Thursday, May 20, 2010

When How Is Not Concordant with What

I’ve been working as an administrator for the Fellowship for Intentional Community over two decades. Like all nonprofits, FIC is always looking for fresh energy, and we regularly invite newcomers to attend our organizational meetings (which occur semi-annually—the next one starts tomorrow and runs through Sunday, hosted by Daybreak, a newly constructed cohousing community on Portland’s north side) as a way to cast the net.
While we’re regularly discussing organizational openings with candidates who might fill them, there is a particular kind of challenge that is harder to handle than any other. It is when the candidates clearly possess appropriate ardor and skill, yet have a style that is aggressive and demonstrably devoid of a collaborative attitude. Such well-meaning eager beavers come across as more interested in air time than in avoiding error time. While hard working and bright, they are overly enamored of their own thinking and less interested in how that might be further enhanced by the contributions of others.
Over the years, we’ve learned to pay close attention to such mismatches, and to back away from such associations, where their actions, as FIC ambassadors, would broadcast a very different message than the cooperative values our organization is dedicated to espousing. In short, we’ve learned that how we conduct business is every bit as important as what business we’re conducting (to paraphrase communications guru Marshall McLuhan, "The medium is at least half the message"). In recognition of this, we've learned to evaluate both when assessing someone for taking on responsibility in the Fellowship’s name.
In situations where this discordance emerges, I have a personal commitment to offering reflections about it, to see how candidates respond. Are they interested in the feedback (and able to step back and look for what might be true and useful in the observation)? Or are they dismissive and immediately launch into why my perceptions are off-base (warning: here be dragons!)?

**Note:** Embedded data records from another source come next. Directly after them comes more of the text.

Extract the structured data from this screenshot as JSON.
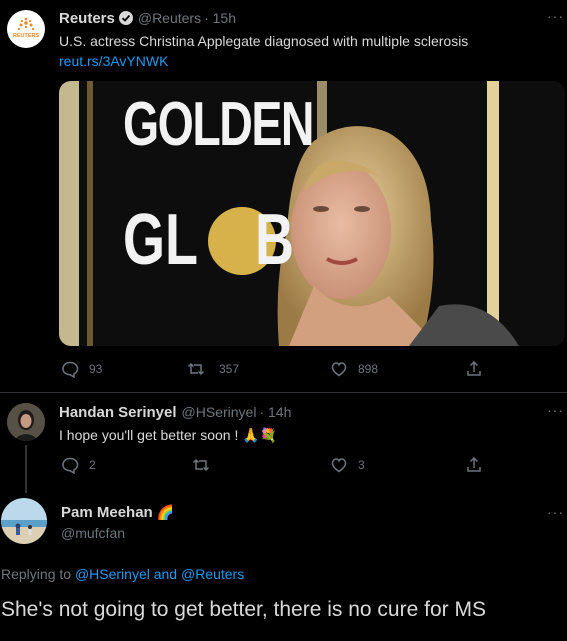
{
  "tweet1": {
    "name": "Reuters",
    "verified": true,
    "handle": "@Reuters",
    "time": "· 15h",
    "avatar_text": "REUTERS",
    "text": "U.S. actress Christina Applegate diagnosed with multiple sclerosis",
    "link": "reut.rs/3AvYNWK",
    "image_sign": {
      "line1": "GOLDEN",
      "line2": "GL",
      "line3": "B"
    },
    "replies": "93",
    "retweets": "357",
    "likes": "898"
  },
  "tweet2": {
    "name": "Handan Serinyel",
    "handle": "@HSerinyel",
    "time": "· 14h",
    "text": "I hope you'll get better soon ! 🙏💐",
    "replies": "2",
    "retweets": "",
    "likes": "3"
  },
  "tweet3": {
    "name": "Pam Meehan",
    "name_emoji": "🌈",
    "handle": "@mufcfan",
    "replying_prefix": "Replying to",
    "replying_user1": "@HSerinyel",
    "replying_and": "and",
    "replying_user2": "@Reuters",
    "text": "She's not going to get better, there is no cure for MS"
  },
  "icons": [
    "more-icon",
    "reply-icon",
    "retweet-icon",
    "like-icon",
    "share-icon",
    "verified-icon"
  ],
  "colors": {
    "background": "#000000",
    "link": "#1d9bf0",
    "muted": "#6e767d",
    "text": "#d9d9d9"
  }
}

We figure that all those who argue that the end justifies the means are not the kind of people we want to be attempting to effect social change under FIC’s banner. We figure the presence of such an attitude means it's time to end our association. In consequence, we occasionally pass up hare-brained opportunities for brilliancy, preferring a more tortoise-paced approach with a more integrated message and a surer foundation. It's a long road, and important to build it well.